| Źródło: Materiały własne, zdjęcia: Jacek Guzik
Protestowali na rynku przeciwko PLANdemii. Posypały się mandaty
- Wirusy są od zawsze, od początków ludzkości i będą z nami zawsze. Wierzę w pana Boga, nie wierzę w "pana Covida". Nie protestujemy przeciwko temu, że jest choroba, ale przeciwko zamykaniu przychodni, szpitali, możliwości leczenia, przeciwko temu, że ludzie nie mogą korzystać z podstawowej opieki zdrowotnej, że dzieci na korytarzach szkolnych nie są bezpieczne, ale w klasach już są, że na zewnątrz nie było "pana Covida", od dziś już jest - mówił na wstępie Adam Kania.
Zachęcano do zdejmowania masek, przytaczając opinie lekarzy, według których noszenie maseczek jest szkodliwe dla zdrowia. - Najważniejszym elementem walki z wirusem jest nasz układ odporonościowy, nie maski - przekonywał uczestników Roman Fritz z Konfederacji Korony Polskiej.
Do uczestników przemówił też Piotr Holdenmajer, który od początku brał udział w strajkach, m.in. w Warszawie.

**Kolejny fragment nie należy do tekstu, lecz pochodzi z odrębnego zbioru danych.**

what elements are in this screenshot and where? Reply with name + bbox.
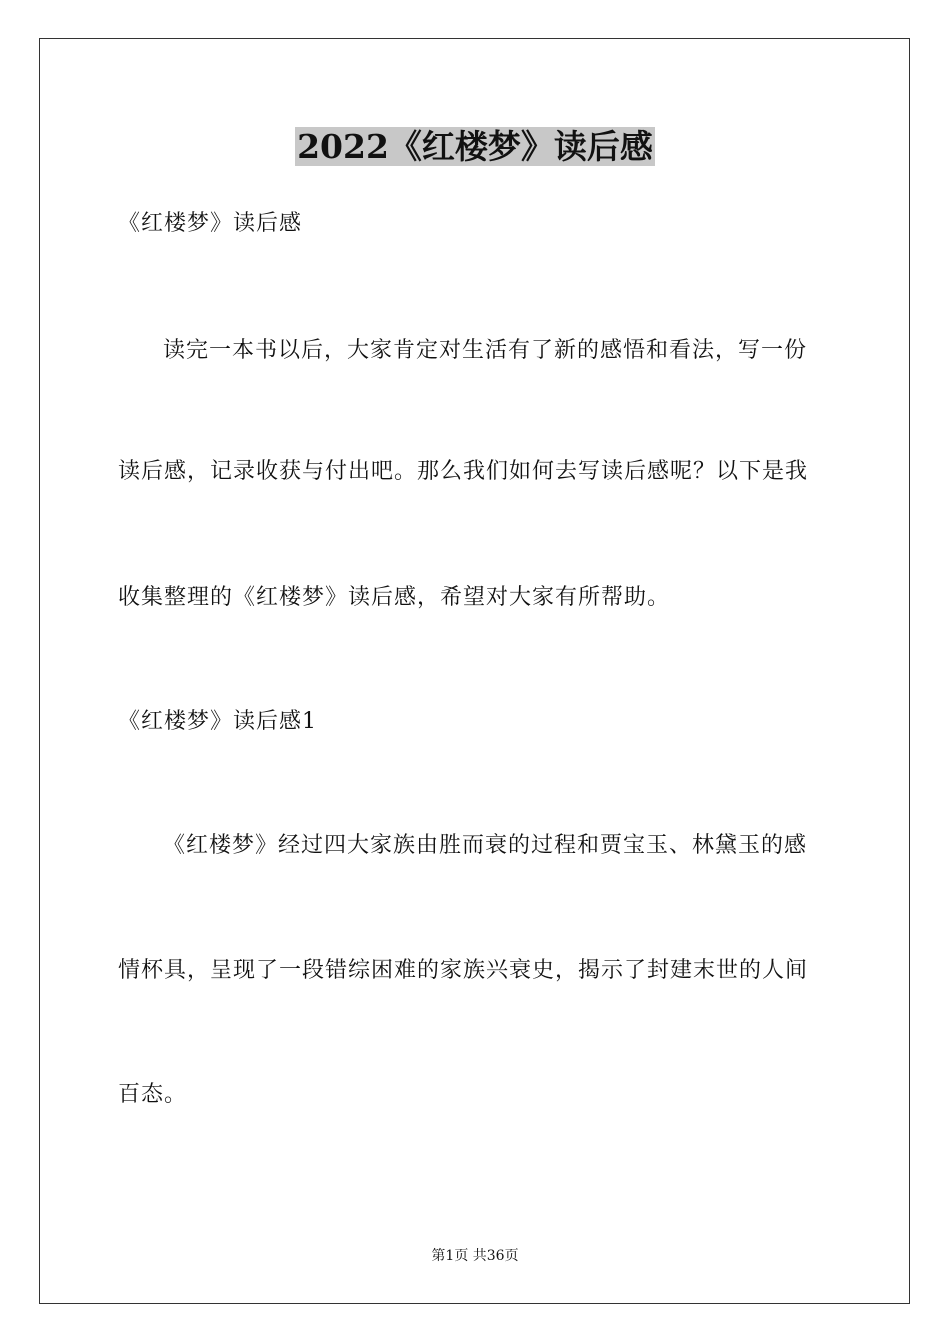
- body-line: 读完一本书以后，大家肯定对生活有了新的感悟和看法，写一份: [163, 338, 808, 363]
- document-title: [0, 124, 950, 170]
- body-line: 读后感，记录收获与付出吧。那么我们如何去写读后感呢？以下是我: [118, 459, 809, 484]
- document-title-text: 2022《红楼梦》读后感: [297, 127, 653, 166]
- body-line: 收集整理的《红楼梦》读后感，希望对大家有所帮助。: [118, 585, 671, 610]
- body-line: 《红楼梦》经过四大家族由胜而衰的过程和贾宝玉、林黛玉的感: [163, 833, 808, 858]
- body-line: 百态。: [118, 1082, 188, 1107]
- body-line: 情杯具，呈现了一段错综困难的家族兴衰史，揭示了封建末世的人间: [118, 958, 809, 983]
- page-footer: 第1页 共36页: [431, 1248, 519, 1264]
- section-heading: 《红楼梦》读后感1: [118, 709, 317, 734]
- subtitle-line: 《红楼梦》读后感: [118, 211, 303, 236]
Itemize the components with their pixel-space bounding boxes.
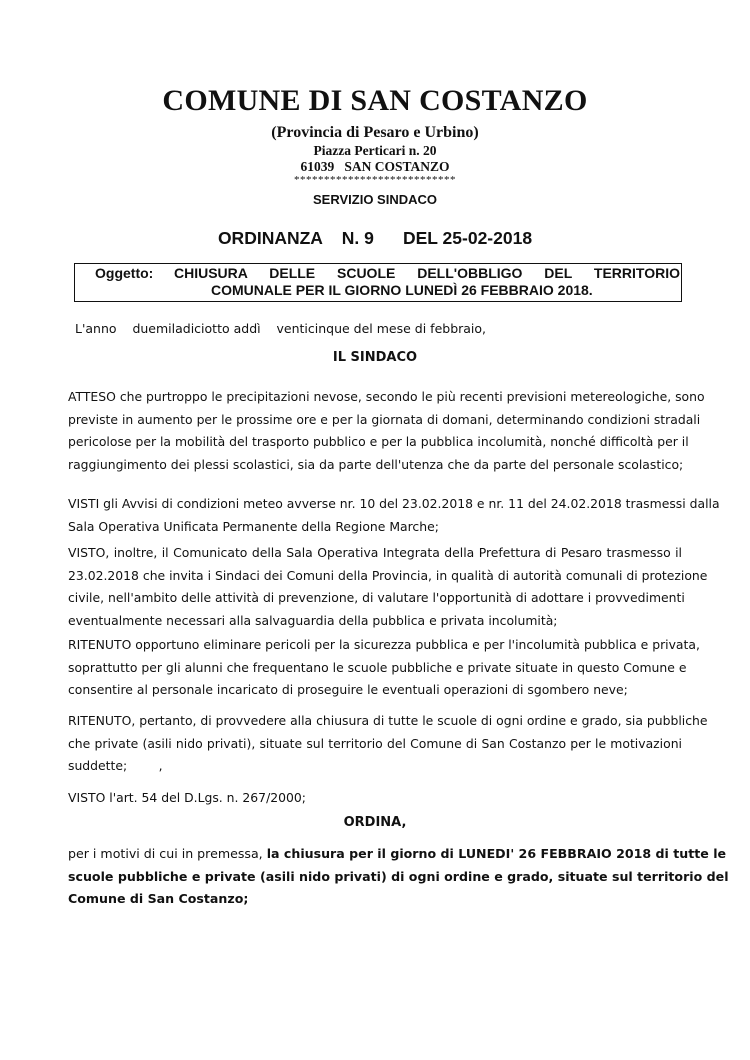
dispositivo-bold-line3: Comune di San Costanzo; <box>68 891 249 906</box>
paragraph-line: Sala Operativa Unificata Permanente della Regione Marche; <box>68 518 439 534</box>
paragraph-line: RITENUTO opportuno eliminare pericoli per la sicurezza pubblica e per l'incolumità pubblica e privata, <box>68 637 700 652</box>
paragraph-line: VISTI gli Avvisi di condizioni meteo avverse nr. 10 del 23.02.2018 e nr. 11 del 24.02.2018 trasmessi dalla <box>68 496 720 511</box>
paragraph-line: RITENUTO, pertanto, di provvedere alla chiusura di tutte le scuole di ogni ordine e grado, sia pubbliche <box>68 713 708 728</box>
header-separator: *************************** <box>294 174 456 186</box>
ordina-heading: ORDINA, <box>343 815 407 830</box>
paragraph-line: 23.02.2018 che invita i Sindaci dei Comuni della Provincia, in qualità di autorità comunali di protezione <box>68 567 708 583</box>
paragraph-line: civile, nell'ambito delle attività di prevenzione, di valutare l'opportunità di adottare i provvedimenti <box>68 590 685 605</box>
address-line: Piazza Perticari n. 20 <box>313 143 437 158</box>
paragraph-visto-art: VISTO l'art. 54 del D.Lgs. n. 267/2000; <box>68 790 306 805</box>
paragraph-dispositivo <box>68 843 729 911</box>
paragraph-line: raggiungimento dei plessi scolastici, sia da parte dell'utenza che da parte del personale scolastico; <box>68 456 684 472</box>
paragraph-line: pericolose per la mobilità del trasporto pubblico e per la pubblica incolumità, nonché difficoltà per il <box>68 434 689 449</box>
paragraph-line: che private (asili nido privati), situate sul territorio del Comune di San Costanzo per le motivazioni <box>68 735 682 751</box>
date-intro: L'anno duemiladiciotto addì venticinque del mese di febbraio, <box>75 321 487 336</box>
paragraph-line: ATTESO che purtroppo le precipitazioni nevose, secondo le più recenti previsioni metereologiche, sono <box>68 389 705 404</box>
paragraph-line: soprattutto per gli alunni che frequentano le scuole pubbliche e private situate in questo Comune e <box>68 659 687 675</box>
paragraph-line: consentire al personale incaricato di proseguire le eventuali operazioni di sgombero neve; <box>68 682 628 697</box>
paragraph-visto-inoltre <box>68 542 708 632</box>
dispositivo-line3 <box>68 888 682 911</box>
service-line: SERVIZIO SINDACO <box>312 192 437 207</box>
paragraph-atteso <box>68 386 705 476</box>
subject-label: Oggetto: <box>95 265 154 281</box>
il-sindaco-heading: IL SINDACO <box>332 350 418 365</box>
ordinance-heading: ORDINANZA N. 9 DEL 25-02-2018 <box>217 228 533 248</box>
province-line: (Provincia di Pesaro e Urbino) <box>271 124 479 141</box>
paragraph-ritenuto-1 <box>68 634 700 702</box>
cap-city-line: 61039 SAN COSTANZO <box>300 159 450 174</box>
paragraph-line: eventualmente necessari alla salvaguardia della pubblica e privata incolumità; <box>68 612 558 628</box>
subject-text-line1: CHIUSURA DELLE SCUOLE DELL'OBBLIGO DEL TERRITORIO <box>174 265 680 281</box>
paragraph-line: suddette; , <box>68 758 163 773</box>
paragraph-line: previste in aumento per le prossime ore e per la giornata di domani, determinando condizioni stradali <box>68 411 701 427</box>
paragraph-ritenuto-2 <box>68 710 708 778</box>
dispositivo-line2 <box>68 866 729 889</box>
subject-text-line2: COMUNALE PER IL GIORNO LUNEDÌ 26 FEBBRAIO 2018. <box>211 282 593 298</box>
dispositivo-bold-line1: la chiusura per il giorno di LUNEDI' 26 FEBBRAIO 2018 di tutte le <box>266 846 727 861</box>
paragraph-visti <box>68 493 720 538</box>
municipality-title: COMUNE DI SAN COSTANZO <box>162 84 588 117</box>
paragraph-line: VISTO, inoltre, il Comunicato della Sala Operativa Integrata della Prefettura di Pesaro trasmesso il <box>68 545 682 560</box>
subject-box <box>74 263 682 302</box>
dispositivo-line1 <box>68 843 727 866</box>
dispositivo-prefix: per i motivi di cui in premessa, <box>68 846 267 861</box>
dispositivo-bold-line2: scuole pubbliche e private (asili nido privati) di ogni ordine e grado, situate sul territorio del <box>68 868 729 884</box>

- Sam nie przyjąłem sześciu mandatów, wszystkie sprawy oczywiście poszły do sądu. W międzyczasie dostałem postanowienie z sanepidu o nałożeniu na mnie kary za nie zakrywanie ust i nosa. Wystarczyło napisać jedno odwołanie, 2 kartki A4, złożyć i czekać. Niedawno zostało to anulowane, jest to bezzasadne, sanepid nie ma uprawnień, by karać nas za niezakrywanie ust i nosa. Wielu moich znajomych też dostało takie kary, nie ujawniają się, bo nie chcą ze swoich powodów się ujawniać. Mandaty, których nie przyjęliśmy od policji i zostały skierowane do sądu, zostały anulowane - mówił rybniczanin.

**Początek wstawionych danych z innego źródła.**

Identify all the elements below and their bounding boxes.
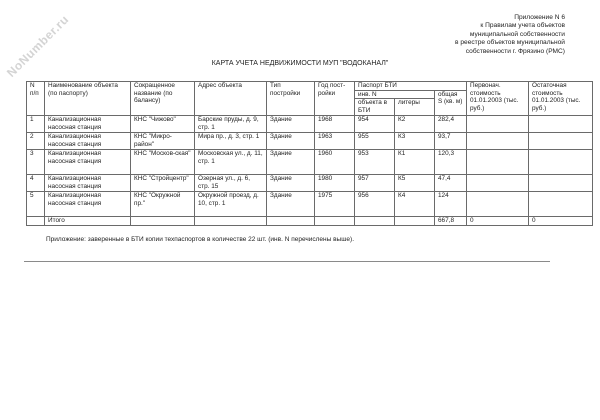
cell-address: Озерная ул., д. 6, стр. 15 [195, 175, 267, 192]
cell-initial [467, 175, 529, 192]
header-residual-cost: Остаточная стоимость 01.01.2003 (тыс. руб.) [529, 82, 593, 116]
table-row [27, 116, 593, 133]
cell-year: 1975 [315, 192, 355, 217]
cell-type: Здание [267, 150, 315, 175]
cell-address: Окружной проезд, д. 10, стр. 1 [195, 192, 267, 217]
table-row [27, 192, 593, 217]
cell-initial [467, 133, 529, 150]
table-row [27, 133, 593, 150]
total-residual: 0 [529, 217, 593, 226]
horizontal-rule [24, 261, 550, 262]
cell-num: 5 [27, 192, 45, 217]
header-name: Наименование объекта (по паспорту) [45, 82, 131, 116]
cell-num: 3 [27, 150, 45, 175]
cell-inv: 954 [355, 116, 395, 133]
cell-empty [395, 217, 435, 226]
cell-type: Здание [267, 116, 315, 133]
cell-name: Канализационная насосная станция [45, 192, 131, 217]
cell-area: 93,7 [435, 133, 467, 150]
cell-num: 4 [27, 175, 45, 192]
appendix-line: муниципальной собственности [469, 30, 565, 38]
cell-area: 282,4 [435, 116, 467, 133]
cell-letter: К3 [395, 133, 435, 150]
appendix-reference [455, 14, 565, 56]
cell-empty [27, 217, 45, 226]
header-letters: литеры [395, 99, 435, 116]
cell-empty [315, 217, 355, 226]
cell-letter: К2 [395, 116, 435, 133]
cell-type: Здание [267, 192, 315, 217]
appendix-line: в реестре объектов муниципальной [455, 39, 565, 47]
cell-type: Здание [267, 175, 315, 192]
cell-inv: 957 [355, 175, 395, 192]
cell-empty [131, 217, 195, 226]
total-label: Итого [45, 217, 131, 226]
table-row [27, 175, 593, 192]
total-initial: 0 [467, 217, 529, 226]
cell-inv: 953 [355, 150, 395, 175]
cell-short-name: КНС "Москов-ская" [131, 150, 195, 175]
cell-year: 1980 [315, 175, 355, 192]
cell-year: 1960 [315, 150, 355, 175]
cell-area: 120,3 [435, 150, 467, 175]
appendix-line: Приложение N 6 [514, 14, 565, 21]
cell-name: Канализационная насосная станция [45, 150, 131, 175]
cell-empty [355, 217, 395, 226]
header-object-in-bti: объекта в БТИ [355, 99, 395, 116]
cell-num: 1 [27, 116, 45, 133]
cell-initial [467, 116, 529, 133]
cell-address: Барские пруды, д. 9, стр. 1 [195, 116, 267, 133]
watermark: NoNumber.ru [4, 12, 72, 80]
cell-name: Канализационная насосная станция [45, 133, 131, 150]
cell-initial [467, 150, 529, 175]
header-inv-n: инв. N [355, 90, 435, 99]
cell-inv: 956 [355, 192, 395, 217]
header-area: общая S (кв. м) [435, 90, 467, 116]
table-total-row [27, 217, 593, 226]
cell-residual [529, 150, 593, 175]
cell-short-name: КНС "Стройцентр" [131, 175, 195, 192]
cell-name: Канализационная насосная станция [45, 116, 131, 133]
cell-address: Московская ул., д. 11, стр. 1 [195, 150, 267, 175]
property-table [26, 81, 593, 226]
cell-letter: К4 [395, 192, 435, 217]
header-num: N п/п [27, 82, 45, 116]
header-initial-cost: Первонач. стоимость 01.01.2003 (тыс. руб.) [467, 82, 529, 116]
cell-residual [529, 175, 593, 192]
total-area: 667,8 [435, 217, 467, 226]
header-year: Год пост-ройки [315, 82, 355, 116]
cell-short-name: КНС "Чижово" [131, 116, 195, 133]
cell-short-name: КНС "Окружной пр." [131, 192, 195, 217]
cell-type: Здание [267, 133, 315, 150]
cell-empty [195, 217, 267, 226]
header-bti-passport: Паспорт БТИ [355, 82, 467, 91]
table-header-row [27, 82, 593, 91]
cell-area: 124 [435, 192, 467, 217]
cell-area: 47,4 [435, 175, 467, 192]
cell-name: Канализационная насосная станция [45, 175, 131, 192]
cell-letter: К1 [395, 150, 435, 175]
table-row [27, 150, 593, 175]
header-short-name: Сокращенное название (по балансу) [131, 82, 195, 116]
cell-residual [529, 116, 593, 133]
cell-initial [467, 192, 529, 217]
document-title: КАРТА УЧЕТА НЕДВИЖИМОСТИ МУП "ВОДОКАНАЛ" [211, 60, 389, 67]
cell-residual [529, 192, 593, 217]
appendix-line: к Правилам учета объектов [480, 22, 565, 30]
cell-residual [529, 133, 593, 150]
cell-empty [267, 217, 315, 226]
cell-short-name: КНС "Микро-район" [131, 133, 195, 150]
appendix-line: собственности г. Фрязино (РМС) [465, 47, 565, 55]
cell-inv: 955 [355, 133, 395, 150]
header-type: Тип постройки [267, 82, 315, 116]
header-address: Адрес объекта [195, 82, 267, 116]
cell-num: 2 [27, 133, 45, 150]
attachment-note: Приложение: заверенные в БТИ копии техпаспортов в количестве 22 шт. (инв. N перечислены выше). [46, 236, 355, 243]
cell-year: 1968 [315, 116, 355, 133]
cell-year: 1963 [315, 133, 355, 150]
cell-letter: К5 [395, 175, 435, 192]
cell-address: Мира пр., д. 3, стр. 1 [195, 133, 267, 150]
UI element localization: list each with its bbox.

- Nie podoba mi się to, że ogranicza się moją wolność, moją swobodę gospodarczą, to, że nie pozwala mi się robić tego, na co mam ochotę - nie będę wyrażał zgody na takie działania rządzących. Mają bardzo proste rozwiązanie, by zamknąć mi usta, wystarczy, że wprowadziliby stan wyjątkowy. Dlaczego tego nie robią? Bo musieliby wypłacić ogromne odszkodowania przedsiębiorcom i wszystkim, którzy zaczęliby skarżyć ich decyzje - mówił Piotr Holdenmajer dodając, że nie neguje obecności wirusa, tylko to, "że nie jest on taki straszny".
Były też transparenty z napisami "Zdejmij maskę", a zgromadzeni wykrzykiwali hasła: "Chcemy wiedzy, nie terroru!"
Policjanci wylegitymowali osoby, które nie miały zasłoniętych ust i nosa, co przypomnijmy, od dziś jest obowiązkowe w całym kraju. Uczestnicy przeważnie nie przyjmowali mandatów, sprawy zostały więc skierowane do sądu - mówi asp. Bogusława Kobeszko, rzecznik KMP w Rybniku.